Paylaş
İki haftadan beri nasıl da munis esiyor!
Hissediyor musunuz, bütün bir Türkiye’yi nasıl da iyimser okşuyor?
BİLİYORUZ, gördük, duyumsadık veya bizzat kendimiz aynı yele kapıldık, anayasa referandumu öncesi hüküm süren o fırtına, o bora, o tayfun 12 Eylül’de en zirveye ulaştı.
Meteorologların “göbek” dediği doruk nokta sabah sekizden, akşam beşe dek yaşandı.
Sonra bir baktık ki, daha gece başlangıcında barometre 760 milimetreyi işaretliyor.
Hava basıncı hektopaskal ünitede de, milibar ünitede de, tor ünitede de normale inmiş.
ORAYA inmiş, çünkü “evet”lerin kesin üstünlüğü etrafı hoş bir sükûnetle kaplamış.
İşte, tüm muzafferiyetine rağmen bir başbakan sıcağı sıcağına çıktığı ekranda “hayır” diyenleri de sahipleniyor. Üstelik onların endişelerini gidermeye de çalışacağını söylüyor.
Daha üstelik, Cumhuriyet tarihinde muhtemelen ilk açık özeleştiriyi yapan siyasetçi olarak, “kampanya sırasında kalp kırdıysam özür dilerim” şeklinde konuşuyor.
Diğer taraftan karşı yakada, varsın bütün söylemini husumet ekseni üzerine inşa etmiş üçüncü parti lideri uğradığı ağır hezimet karşısında köpükler saçsın, işte ana muhalefet önderi de yapıcı, uzlaşmacı ve bütünleştirici bir lisan kullanmaya itina gösteriyor.
Hala aynı koltukta oturuyor olsaydı selefinin yüzde doksandokuz virgül doksandokuz ihtimalle tekrarlayacağı intikamcı ve suçlamacı nakarat yerine mutedil bir dilde karar kılıyor.
Dolayısıyla, yine bir baktık ki daha 12 Eylül gecesinden itibaren denizler durulmuş.
Yenilen pehlivan güreşe doymazmış misali ölü ve kaba dalgalar su sathını bir müddet daha kaplasalar bile, referandum öncesinin hırçın ve öfkeli köpüklerinden eser kalmamış.
Hissediyor musunuz, iyimserlikler rüzgâr şimdi nasıl da okşuyor?
NORMALDİR, zira anayasa referandumuyla birlikte bizzat Türkiye normalleşti.
Daha doğrusu, varlığını hanidir bildiği, mevcudiyetine hanidir imrendiği, hayalini hanidir kıskandığı; fakat her elini uzatışında sopa indiği, her yaklaşışında çelme yediği, her kulaç atışında dibe batırıldığı için şimdiye kadar hiç ulaşamadığı o “normal”e kavuştu.
Çünkü, şöyle böyle değil gerçekten muazzam bir viraj döndük.
Devasa bir uçurum aştık ve depderin bir kuyudan çıktık.
OYSA gayet nadir istisnalar hariç, insanlar tarihi yaşarken onu fark edemezler.
Dolayısıyla, ben şimdi ne söylesem boş ve kimseyi somut biçimde ikna edemem.
Ancak ömrü vefa edenler şunu mutlaka görecek.
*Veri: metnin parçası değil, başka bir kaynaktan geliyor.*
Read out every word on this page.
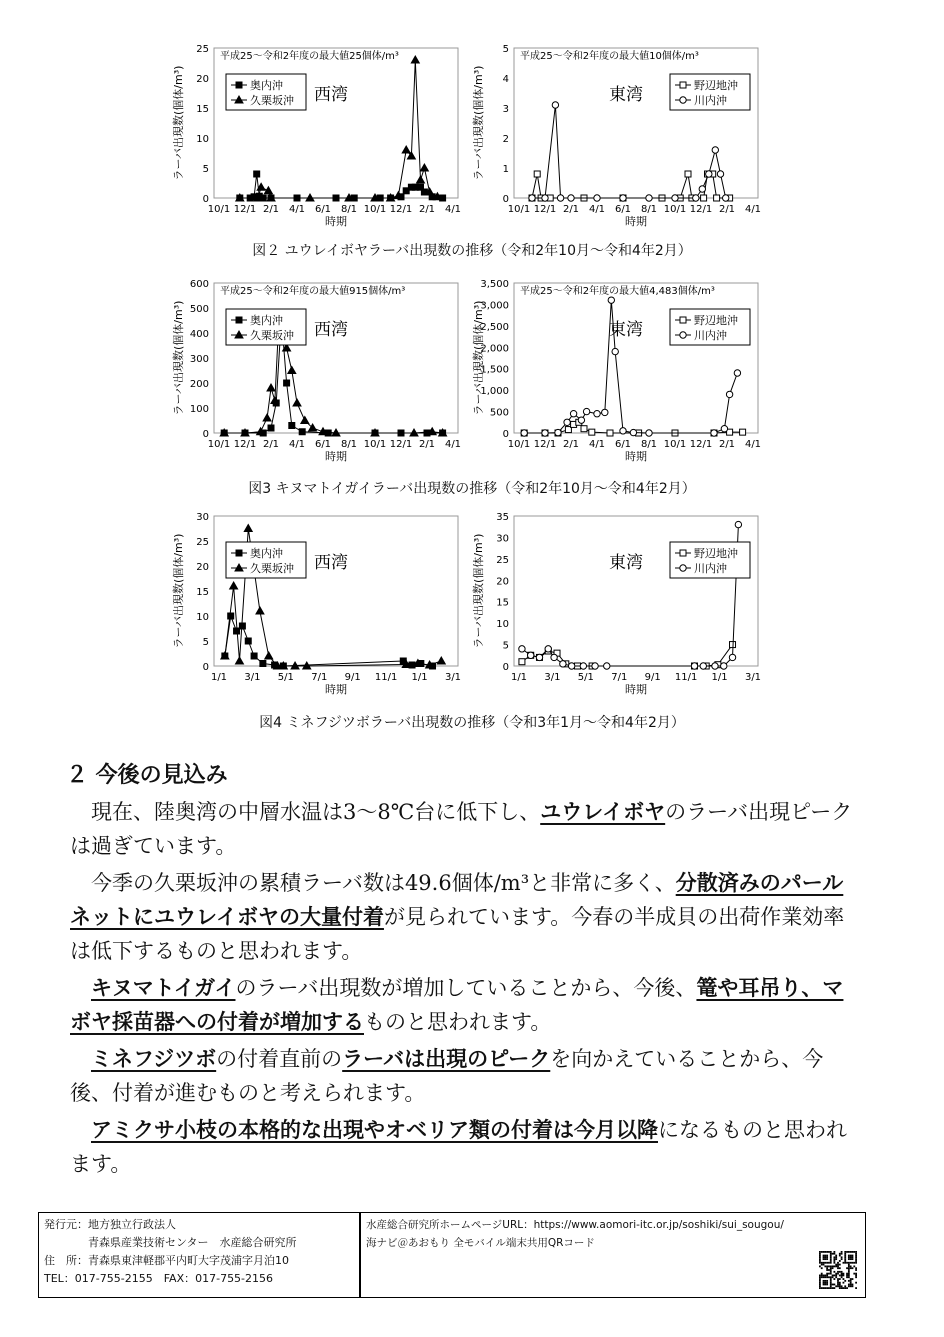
0
5
10
15
20
25
10/1 12/1 2/1 4/1 6/1 8/1 10/1 12/1 2/1 4/1
時期
ラーバ出現数(個体/m³)
平成25～令和2年度の最大値25個体/m³
西湾
奥内沖
久栗坂沖
0
1
2
3
4
5
10/1 12/1 2/1 4/1 6/1 8/1 10/1 12/1 2/1 4/1
時期
ラーバ出現数(個体/m³)
平成25～令和2年度の最大値10個体/m³
東湾	野辺地沖
川内沖
図２ ユウレイボヤラーバ出現数の推移（令和2年10月～令和4年2月）
0
100
200
300
400
500
600
10/1 12/1 2/1 4/1 6/1 8/1 10/1 12/1 2/1 4/1
時期
ラーバ出現数(個体/m³)
平成25～令和2年度の最大値915個体/m³
西湾
奥内沖
久栗坂沖
0
500
1,000
1,500
2,000
2,500
3,000
3,500
10/1 12/1 2/1 4/1 6/1 8/1 10/1 12/1 2/1 4/1
時期
ラーバ出現数(個体/m³)
平成25～令和2年度の最大値4,483個体/m³
東湾	野辺地沖
川内沖
図3 キヌマトイガイラーバ出現数の推移（令和2年10月～令和4年2月）
0
5
10
15
20
25
30
1/1 3/1 5/1 7/1 9/1 11/1 1/1 3/1
時期
ラーバ出現数(個体/m³)	西湾
奥内沖
久栗坂沖
0
5
10
15
20
25
30
35
1/1 3/1 5/1 7/1 9/1 11/1 1/1 3/1
時期
ラーバ出現数(個体/m³)	東湾	野辺地沖
川内沖
図4 ミネフジツボラーバ出現数の推移（令和3年1月～令和4年2月）
２ 今後の見込み

現在、陸奥湾の中層水温は3～8℃台に低下し、ユウレイボヤのラーバ出現ピークは過ぎています。

今季の久栗坂沖の累積ラーバ数は49.6個体/m³と非常に多く、分散済みのパールネットにユウレイボヤの大量付着が見られています。今春の半成貝の出荷作業効率は低下するものと思われます。

キヌマトイガイのラーバ出現数が増加していることから、今後、篭や耳吊り、マボヤ採苗器への付着が増加するものと思われます。

ミネフジツボの付着直前のラーバは出現のピークを向かえていることから、今後、付着が進むものと考えられます。

アミクサ小枝の本格的な出現やオベリア類の付着は今月以降になるものと思われます。

発行元：地方独立行政法人
　　　　青森県産業技術センター　水産総合研究所
住　所：青森県東津軽郡平内町大字茂浦字月泊10
TEL：017-755-2155　FAX：017-755-2156
水産総合研究所ホームページURL：https://www.aomori-itc.or.jp/soshiki/sui_sougou/
海ナビ＠あおもり 全モバイル端末共用QRコード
Öyle uzun vadede bile değil, 2010 referandumu orta vadede aynı tarihe sivil demokrasinin kanatlandığı viraj olarak yazılacak.
Hele hele, 12 Eylül gecesi çıtlattığı özgürlükçü programın içeriğini önceki gün medya yöneticileriyle yaptığı toplantıda biraz daha dolduran Başbakan bunu hızla fiiliyata geçirmek azmini devam ettirir; artı, şimdi çok daha yapıcı bir çehre çizen ana muhalefet lideri de aynı olumlu yaklaşımdan caymazsa, yukarıdaki “tarih yazma” süreci haydi haydi çabuklaşacaktır.
TABİİ tüm bunlar ne hâlâ köhneden medet uman statüko zaptiyelerinin şimdiki iyimser rüzgârları soluyacağı; ne de bilhassa, Türkiye’nin “olmazsa olmaz”ını oluşturan Kürt meselesinin bir çırpıda ve yeni fırtınalara yakalanmadan çözümleneceği anlamına geliyor.
Birinciler artık “fasulyeden” sayılmalıdır ama ikincisi sonsuz hayati ve sonsuz acildir.
Dolayısıyla, bu iyimser, bu mutedil ve bu sükûnetli rüzgârdan istifade yelkenimizi hiç vakit kaybeden şişirmek ve yukarıdaki çözüme doğru, doğru rota tutturmak fırsatımız vardır.